O cinema de terror sempre floresce quando existe algo humano nas entrelinhas de uma premissa fantasiosa. No caso de "Sorria", Parker busca a exploração do trauma escondida em uma trama de maldição sobrenatural. O problema é que um filme não se sustenta baseado em boas intenções.

Rose Cotter (a ótima Sosie Bacon, de 'Mare of Easttown') é uma terapeuta que testemunha o suicídio brutal de uma nova paciente. A moça, petrificada de medo, acalma a postura e abre um largo sorriso antes de rasgar a própria garganta. Apavorada, Rose aos poucos percebe que pode ter herdado o mesmo mal que afligia a suicida.
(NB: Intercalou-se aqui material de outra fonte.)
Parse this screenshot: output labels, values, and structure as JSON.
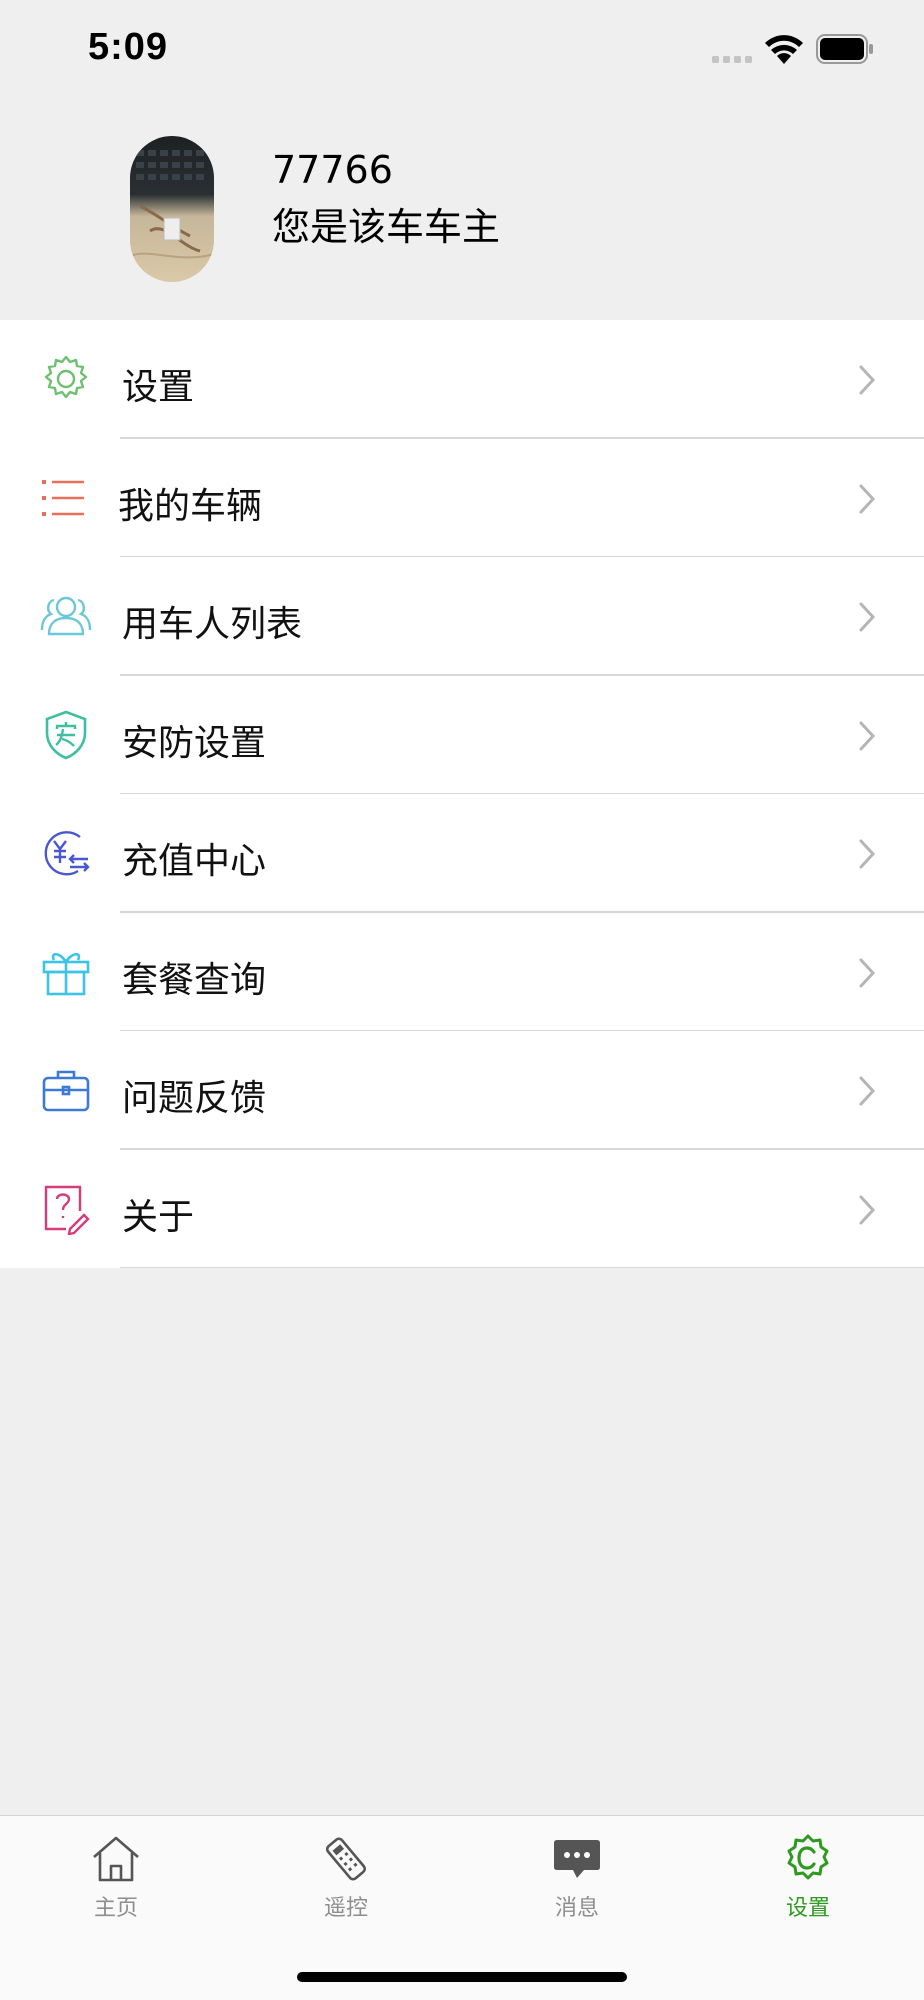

É o começo de uma espiral descendente que lentamente mina seu pensamento racional. Longe de ter alucinações, porém, Rose agora é assombrada por uma entidade que amarra suas vítimas em uma corrente de suicídios violentos e traumas irreparáveis. O gatilho são pessoas aleatórias que surgem para ela com um sorriso largo e desconfortável.

"Maldição em série" não é nem de longe uma novidade no gênero. No começo do século, o cinema japonês dominou essa fatia do mercado, em especial com as séries "Ju-On" e "Ringu", adaptadas no mercado ianque como "O Grito" e "O Chamado". Em 2014 a ideia de uma maldição sendo passada como um vírus ganhou uma tradução cinematográfica apavorante no ótimo "Corrente do Mal".
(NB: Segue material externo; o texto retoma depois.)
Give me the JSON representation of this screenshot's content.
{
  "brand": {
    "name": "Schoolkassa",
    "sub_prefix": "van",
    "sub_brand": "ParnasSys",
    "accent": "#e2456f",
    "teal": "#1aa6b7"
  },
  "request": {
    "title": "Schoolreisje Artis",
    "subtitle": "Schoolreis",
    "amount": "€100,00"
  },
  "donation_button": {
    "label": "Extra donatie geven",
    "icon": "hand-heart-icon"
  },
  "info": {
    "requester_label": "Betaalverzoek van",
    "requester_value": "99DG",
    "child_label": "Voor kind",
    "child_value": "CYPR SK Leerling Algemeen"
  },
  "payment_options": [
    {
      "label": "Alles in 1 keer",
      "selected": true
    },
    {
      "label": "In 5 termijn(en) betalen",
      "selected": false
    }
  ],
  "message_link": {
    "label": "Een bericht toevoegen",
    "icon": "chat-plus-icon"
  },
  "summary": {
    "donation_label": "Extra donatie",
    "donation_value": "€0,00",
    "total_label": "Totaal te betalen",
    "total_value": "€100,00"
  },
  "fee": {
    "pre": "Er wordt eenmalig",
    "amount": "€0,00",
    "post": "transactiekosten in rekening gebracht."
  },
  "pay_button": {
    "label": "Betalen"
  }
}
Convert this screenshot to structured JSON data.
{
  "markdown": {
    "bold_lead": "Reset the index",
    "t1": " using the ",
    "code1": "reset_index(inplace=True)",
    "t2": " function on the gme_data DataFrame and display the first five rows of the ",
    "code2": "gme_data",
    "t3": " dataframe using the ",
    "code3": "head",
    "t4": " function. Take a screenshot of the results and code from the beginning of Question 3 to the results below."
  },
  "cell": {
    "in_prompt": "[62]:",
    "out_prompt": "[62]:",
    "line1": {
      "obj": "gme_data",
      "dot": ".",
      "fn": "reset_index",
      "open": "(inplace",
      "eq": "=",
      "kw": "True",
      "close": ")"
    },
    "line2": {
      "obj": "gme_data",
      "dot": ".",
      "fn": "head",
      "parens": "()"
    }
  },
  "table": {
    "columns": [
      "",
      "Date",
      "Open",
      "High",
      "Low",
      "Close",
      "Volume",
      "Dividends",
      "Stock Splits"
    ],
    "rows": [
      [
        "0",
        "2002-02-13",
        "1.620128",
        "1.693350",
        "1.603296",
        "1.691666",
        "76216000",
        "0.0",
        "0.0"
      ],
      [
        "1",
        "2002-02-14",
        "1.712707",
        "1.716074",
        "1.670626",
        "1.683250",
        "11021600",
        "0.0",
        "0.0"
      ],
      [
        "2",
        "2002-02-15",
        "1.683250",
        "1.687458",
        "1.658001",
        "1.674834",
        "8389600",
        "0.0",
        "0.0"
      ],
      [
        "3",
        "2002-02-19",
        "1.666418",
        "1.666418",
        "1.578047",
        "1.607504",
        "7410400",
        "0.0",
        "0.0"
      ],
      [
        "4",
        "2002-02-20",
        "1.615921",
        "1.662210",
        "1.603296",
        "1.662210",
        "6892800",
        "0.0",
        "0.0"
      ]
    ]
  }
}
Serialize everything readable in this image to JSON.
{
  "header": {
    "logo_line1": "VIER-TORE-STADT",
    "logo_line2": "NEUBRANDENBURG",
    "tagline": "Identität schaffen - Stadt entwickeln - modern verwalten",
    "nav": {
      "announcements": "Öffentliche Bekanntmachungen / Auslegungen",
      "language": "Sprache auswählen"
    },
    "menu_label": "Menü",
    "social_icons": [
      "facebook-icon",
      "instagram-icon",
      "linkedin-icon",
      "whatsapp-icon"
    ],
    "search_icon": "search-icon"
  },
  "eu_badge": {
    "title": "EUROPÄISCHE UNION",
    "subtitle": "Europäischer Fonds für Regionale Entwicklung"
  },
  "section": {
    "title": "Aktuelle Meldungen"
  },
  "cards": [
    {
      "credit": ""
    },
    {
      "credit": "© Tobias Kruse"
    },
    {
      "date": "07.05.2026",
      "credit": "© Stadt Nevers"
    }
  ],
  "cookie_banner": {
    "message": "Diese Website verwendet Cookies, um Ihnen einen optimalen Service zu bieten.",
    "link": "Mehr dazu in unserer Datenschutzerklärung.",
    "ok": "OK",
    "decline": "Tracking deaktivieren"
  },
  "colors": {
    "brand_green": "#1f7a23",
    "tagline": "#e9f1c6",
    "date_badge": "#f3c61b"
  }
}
"Sorria" é basicamente uma miscelânea dessas mesmas ideias sem nenhum tempero. Parker Finn se mostra um diretor interessante, capaz de criar momentos de tensão genuína. Como roteirista, porém, seu trabalho é inconsistente e desleixado.

smilefilme head - Paramount - Paramount
'A senhora quer comprar um pano de prato que eu mesma faço?'
Imagem: Paramount

Existe a tentativa em desenhar uma cronologia lógica em "Sorria", uma trama a qual a personagem de Sosie Bacon possa se agarrar - e em que possamos nos agarrar. A impressão, entretanto, é que nenhuma ideia é boa o bastante para o tabuleiro de Parker.
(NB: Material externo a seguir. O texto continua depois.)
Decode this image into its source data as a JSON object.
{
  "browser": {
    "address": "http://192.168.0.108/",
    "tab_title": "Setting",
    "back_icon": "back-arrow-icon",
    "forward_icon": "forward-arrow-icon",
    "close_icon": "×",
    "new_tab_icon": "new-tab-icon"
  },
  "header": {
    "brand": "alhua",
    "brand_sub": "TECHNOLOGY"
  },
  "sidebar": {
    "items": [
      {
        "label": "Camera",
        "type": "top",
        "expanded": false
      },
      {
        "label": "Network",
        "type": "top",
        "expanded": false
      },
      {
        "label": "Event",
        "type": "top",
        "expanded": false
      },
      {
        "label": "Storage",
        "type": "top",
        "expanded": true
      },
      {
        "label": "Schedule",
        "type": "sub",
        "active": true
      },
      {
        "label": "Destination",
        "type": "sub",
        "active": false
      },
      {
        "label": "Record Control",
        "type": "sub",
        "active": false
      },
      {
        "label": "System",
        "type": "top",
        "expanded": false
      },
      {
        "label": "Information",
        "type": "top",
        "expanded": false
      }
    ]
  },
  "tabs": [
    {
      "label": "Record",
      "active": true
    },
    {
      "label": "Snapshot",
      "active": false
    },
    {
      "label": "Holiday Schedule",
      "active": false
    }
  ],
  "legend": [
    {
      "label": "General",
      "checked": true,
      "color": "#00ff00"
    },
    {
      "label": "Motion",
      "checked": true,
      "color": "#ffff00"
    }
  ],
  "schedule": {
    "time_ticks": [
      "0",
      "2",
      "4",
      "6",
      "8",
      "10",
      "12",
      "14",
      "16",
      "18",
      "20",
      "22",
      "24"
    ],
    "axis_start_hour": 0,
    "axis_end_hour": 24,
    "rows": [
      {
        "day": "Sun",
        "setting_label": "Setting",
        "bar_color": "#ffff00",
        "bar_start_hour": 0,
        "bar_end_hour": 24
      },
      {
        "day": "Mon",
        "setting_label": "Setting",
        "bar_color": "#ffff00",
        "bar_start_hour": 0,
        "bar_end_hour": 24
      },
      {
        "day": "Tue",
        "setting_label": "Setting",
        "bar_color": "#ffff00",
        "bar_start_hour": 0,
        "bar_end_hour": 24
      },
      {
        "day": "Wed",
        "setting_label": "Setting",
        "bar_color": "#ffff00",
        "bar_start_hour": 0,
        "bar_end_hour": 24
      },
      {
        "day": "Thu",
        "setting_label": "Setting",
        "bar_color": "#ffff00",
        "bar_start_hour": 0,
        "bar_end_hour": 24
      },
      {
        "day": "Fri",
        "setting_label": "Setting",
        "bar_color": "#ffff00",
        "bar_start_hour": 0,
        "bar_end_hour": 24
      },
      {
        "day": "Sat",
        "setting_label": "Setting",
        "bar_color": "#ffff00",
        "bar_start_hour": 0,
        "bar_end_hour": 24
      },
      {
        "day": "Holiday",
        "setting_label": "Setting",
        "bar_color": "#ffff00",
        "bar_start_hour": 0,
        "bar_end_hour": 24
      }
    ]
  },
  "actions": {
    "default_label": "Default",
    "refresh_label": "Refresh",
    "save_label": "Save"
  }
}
Existe a figura do noivo cético (Jessie T. Usher), da irmã suburbana (Gillian Zinser) e da psiquiatra condescendente (Robin Weigert). Um ex-namorado (Kyle Gallner) é um policial com acesso ao registro de dúzias de mortes brutais que, mesmo conectadas, nunca despertaram a menor suspeita. A certa altura, o próprio trauma de Rose, que testemunhou quando criança o suicídio da mãe, parece se encaixar na ação da tal entidade sobrenatural. Fica na promessa.

Parker Finn não parece interessado em contar uma história, abandonando todas as pistas no meio do caminho. Sua opção é amarrar os fiapos com sustos vulgares e sem sentido, estourando o volume da trilha e dos efeitos sonoros sem deixar nenhum espaço para sutileza. A entidade aos poucos se revela, mas em nenhum momento entendemos exatamente o que ela é.

Se estivéssemos nos anos 1990, "Sorria" seria aquele filme que você soma à sua seleção de fim de semana da videolocadora para pegar na sexta e devolver na segunda. É inofensivo e perfeitamente esquecível. É também irritantemente derivativo e arrastado ao extremo. Tem até um monstrinho no final. Não vai deixar saudade.